Haïti: «Il y a un génocide qui se prépare ici et on laisse la situation pourrir»

Kidnappings, viols, meurtres, tirs au milieu des habitations, etc., les Haïtiens font face à « une violence cauchemardesque » de la part de gangs armés qui contrôlent quasiment la totalité de Port-au-Prince, selon le Haut Commissaire des Nations unies aux droits humains, Volker Türk. Au moins 60 personnes ont été tuées la semaine dernière dans des affrontements entre des gangs rivaux dans la capitale, selon le Réseau national de défense des droits humains, une ONG haïtienne. Il faut éviter « un massacre à la Rwanda(ise) », a déclaré en début de semaine le Dr Jean William Pape, membre du comité scientifique de l’OMS, professeur de médecine à l’université Cornell à New York, directeur et fondateur des centres GHESKIO en Haïti.

RFI : Quelle est la situation aujourd’hui en Haïti ?

Dr Jean William Pape : Il y a une situation tout à fait désespérée en Haïti. On n’a plus de gouvernement, on n’a plus d’État, la situation d’insécurité s’aggrave tous les jours, on voit de plus en plus que ça affecte tous les secteurs de la société, les enfants ne peuvent plus aller à l’école, il n’y a pas un seul groupe de la société qui n’a pas été kidnappé, les médecins en particulier. Je crois qu’il y en a plus de dix qui ont été kidnappés depuis le début de l’année, les prêtres sont kidnappés, les professeurs sont kidnappés, les petits marchands de rue sont kidnappés. Donc, c’est un phénomène qui n’échappe à personne. Voilà le cri d’alarme. Il aurait dû être lancé déjà depuis plusieurs mois.

Revenons sur ce terme de Rwanda. Pourquoi la référence à ce pays-là ?

On a beaucoup de caractéristiques en commun avec le Rwanda. On a à peu près le même nombre au point de vue population, on a un PIB plus ou moins comparable et un pays très montagneux de la même superficie environ qu’Haïti. Et ce qui se passe chez nous actuellement, c’est qu’il y a énormément d’armes de gros calibre en circulation, entre les mains de civils et de groupes armés. La police est tout à fait impuissante, nous avons une armée qui est sous-équipée en effectifs et en armes. Et il y a également l’incitation à la violence sur les réseaux sociaux. Vous vous rappelez la radio Mille collines au Rwanda, c’est comme ça que ça avait commencé. On va vers une guerre civile qui va provoquer un massacre considérable, à cause justement des protagonistes qui sont sur le terrain, des divergences politiques, et également de la quantité d’armes qui se trouvent en Haïti.

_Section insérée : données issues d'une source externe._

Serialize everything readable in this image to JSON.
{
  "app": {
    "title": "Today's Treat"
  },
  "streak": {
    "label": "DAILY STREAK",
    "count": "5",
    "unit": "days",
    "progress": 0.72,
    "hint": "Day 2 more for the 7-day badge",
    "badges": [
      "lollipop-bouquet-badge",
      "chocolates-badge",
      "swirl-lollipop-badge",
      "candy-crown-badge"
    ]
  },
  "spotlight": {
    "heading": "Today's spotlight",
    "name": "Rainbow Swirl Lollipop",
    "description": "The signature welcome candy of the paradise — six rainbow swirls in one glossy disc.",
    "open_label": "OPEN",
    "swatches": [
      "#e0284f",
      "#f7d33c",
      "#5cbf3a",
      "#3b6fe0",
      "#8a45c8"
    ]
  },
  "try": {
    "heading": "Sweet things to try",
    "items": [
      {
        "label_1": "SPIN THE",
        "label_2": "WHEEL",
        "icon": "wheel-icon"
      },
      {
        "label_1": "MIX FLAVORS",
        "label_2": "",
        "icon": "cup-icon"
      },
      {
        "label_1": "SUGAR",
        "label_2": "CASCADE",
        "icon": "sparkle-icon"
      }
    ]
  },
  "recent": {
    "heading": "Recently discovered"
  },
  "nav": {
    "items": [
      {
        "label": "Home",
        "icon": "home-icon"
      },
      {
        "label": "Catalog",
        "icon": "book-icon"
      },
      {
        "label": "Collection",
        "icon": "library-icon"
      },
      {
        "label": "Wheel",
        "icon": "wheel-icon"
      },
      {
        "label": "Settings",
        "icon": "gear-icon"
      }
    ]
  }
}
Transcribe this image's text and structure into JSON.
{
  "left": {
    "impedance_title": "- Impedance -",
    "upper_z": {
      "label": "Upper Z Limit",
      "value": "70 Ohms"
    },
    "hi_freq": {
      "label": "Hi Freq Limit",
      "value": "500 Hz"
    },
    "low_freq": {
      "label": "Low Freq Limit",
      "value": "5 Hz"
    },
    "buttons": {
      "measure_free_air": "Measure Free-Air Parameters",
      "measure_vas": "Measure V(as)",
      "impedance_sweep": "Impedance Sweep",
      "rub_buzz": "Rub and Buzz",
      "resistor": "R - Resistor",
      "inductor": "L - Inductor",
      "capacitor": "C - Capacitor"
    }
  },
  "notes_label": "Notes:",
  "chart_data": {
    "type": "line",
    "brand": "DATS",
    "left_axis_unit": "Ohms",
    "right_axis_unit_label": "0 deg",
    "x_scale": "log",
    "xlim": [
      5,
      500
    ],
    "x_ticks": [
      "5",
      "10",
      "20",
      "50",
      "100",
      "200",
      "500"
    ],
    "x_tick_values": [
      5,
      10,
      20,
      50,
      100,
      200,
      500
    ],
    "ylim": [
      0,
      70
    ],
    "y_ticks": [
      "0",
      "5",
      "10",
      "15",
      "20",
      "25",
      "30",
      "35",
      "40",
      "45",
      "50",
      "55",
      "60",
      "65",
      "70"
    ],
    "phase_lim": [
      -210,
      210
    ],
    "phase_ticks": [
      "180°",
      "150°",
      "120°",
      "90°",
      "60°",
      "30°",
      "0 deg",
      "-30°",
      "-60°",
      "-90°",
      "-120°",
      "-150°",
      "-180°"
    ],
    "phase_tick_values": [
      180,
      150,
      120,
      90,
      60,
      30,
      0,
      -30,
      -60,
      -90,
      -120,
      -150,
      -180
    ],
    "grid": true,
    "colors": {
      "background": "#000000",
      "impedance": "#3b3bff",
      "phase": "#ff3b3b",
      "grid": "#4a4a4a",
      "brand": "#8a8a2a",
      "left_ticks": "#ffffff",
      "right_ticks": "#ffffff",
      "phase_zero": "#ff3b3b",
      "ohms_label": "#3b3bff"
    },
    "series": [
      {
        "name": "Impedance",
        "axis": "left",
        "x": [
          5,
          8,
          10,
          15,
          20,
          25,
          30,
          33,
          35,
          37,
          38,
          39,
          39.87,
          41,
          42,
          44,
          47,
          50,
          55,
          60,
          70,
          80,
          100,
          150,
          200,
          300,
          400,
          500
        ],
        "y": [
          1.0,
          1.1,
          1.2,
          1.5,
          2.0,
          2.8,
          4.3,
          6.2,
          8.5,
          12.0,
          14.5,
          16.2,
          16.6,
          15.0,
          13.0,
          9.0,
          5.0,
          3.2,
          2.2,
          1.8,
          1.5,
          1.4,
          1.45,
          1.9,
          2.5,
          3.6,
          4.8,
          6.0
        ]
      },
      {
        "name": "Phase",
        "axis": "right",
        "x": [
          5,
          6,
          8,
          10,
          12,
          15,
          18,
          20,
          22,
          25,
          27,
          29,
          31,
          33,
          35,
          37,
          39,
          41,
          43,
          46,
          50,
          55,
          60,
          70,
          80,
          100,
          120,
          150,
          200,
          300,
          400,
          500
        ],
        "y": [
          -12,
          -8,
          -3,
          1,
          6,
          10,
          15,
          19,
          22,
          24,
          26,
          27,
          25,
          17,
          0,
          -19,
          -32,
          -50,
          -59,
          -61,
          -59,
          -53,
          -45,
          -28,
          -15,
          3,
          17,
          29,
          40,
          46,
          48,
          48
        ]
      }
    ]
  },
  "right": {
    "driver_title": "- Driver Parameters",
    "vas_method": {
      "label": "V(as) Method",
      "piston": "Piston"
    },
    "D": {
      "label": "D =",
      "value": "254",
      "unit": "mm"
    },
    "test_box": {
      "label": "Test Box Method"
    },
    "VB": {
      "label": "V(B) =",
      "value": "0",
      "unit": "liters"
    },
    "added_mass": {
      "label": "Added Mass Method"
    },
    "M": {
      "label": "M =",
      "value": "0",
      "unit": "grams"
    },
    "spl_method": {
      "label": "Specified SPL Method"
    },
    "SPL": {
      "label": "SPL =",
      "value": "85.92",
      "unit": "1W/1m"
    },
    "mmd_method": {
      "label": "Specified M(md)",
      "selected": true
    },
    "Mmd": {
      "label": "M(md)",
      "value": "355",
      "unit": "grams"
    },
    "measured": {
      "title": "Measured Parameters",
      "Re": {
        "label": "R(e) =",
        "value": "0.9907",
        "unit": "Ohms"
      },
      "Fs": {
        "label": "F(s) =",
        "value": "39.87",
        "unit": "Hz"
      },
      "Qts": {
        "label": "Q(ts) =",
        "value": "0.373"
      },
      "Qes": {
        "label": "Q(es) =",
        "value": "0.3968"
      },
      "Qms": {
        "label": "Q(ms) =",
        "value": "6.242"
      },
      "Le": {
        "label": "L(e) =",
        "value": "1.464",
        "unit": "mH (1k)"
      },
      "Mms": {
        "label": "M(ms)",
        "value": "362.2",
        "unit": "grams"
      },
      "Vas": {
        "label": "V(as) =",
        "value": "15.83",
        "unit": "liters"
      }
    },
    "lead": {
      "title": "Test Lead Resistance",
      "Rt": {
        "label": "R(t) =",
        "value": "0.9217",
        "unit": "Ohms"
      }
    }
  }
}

La communauté internationale a décidé, pour l’instant, de ne pas intervenir militairement dans le pays, mais d’œuvrer à une politique de sanctions contre des personnels politiques, contre aussi des entreprises et le secteur économique. Des patrouilles sont envoyées notamment par la mer et des patrouilles aériennes, le rôle du Canada. Comment est-ce que vous jugez cette attitude et cette réponse de la communauté internationale ?

Pour le Canada, il aurait été plus correct et plus honnête de dire qu’ils n’ont pas l’expérience de lutter contre les groupes armés. Donc, je crois que ce n’est pas très sérieux, parce que depuis les sanctions, on aurait cru que la situation se serait améliorée, en fait, elle s’est détériorée. C’est comme si on avait donné le feu vert ou pressé l’accélérateur pour faire de ce pays un enfer. Je vais vous dire franchement, les premiers responsables de la crise actuelle sont clairement les Haïtiens qui, à cause de leurs intérêts mesquins, n’arrivent pas à s’entendre, même sur un sujet aussi brulant que l’insécurité, ça c’est clair.

Mais la communauté internationale a aussi une grande part de responsabilité, quand cette détérioration a eu lieu sous ses yeux alors que le pays était occupé, dans un certain sens. Et donc, vous avez également une part de responsabilité. Aidez-nous, nous allons le faire ensemble, parce que nous autres Haïtiens, on est également responsables. On va le faire ensemble, et pour le moment, nous ne pouvons pas le faire tout seul, parce que Haïti est oublié, complètement. On parle de l’Ukraine, on parle du tremblement de terre en Turquie, mais il y a un génocide qui se prépare ici et on laisse la situation pourrir, tout le monde à ce moment-là sera à genoux, et je crois qu’il est préférable d’éviter justement ce massacre, qui s’aggrave pratiquement tous les jours.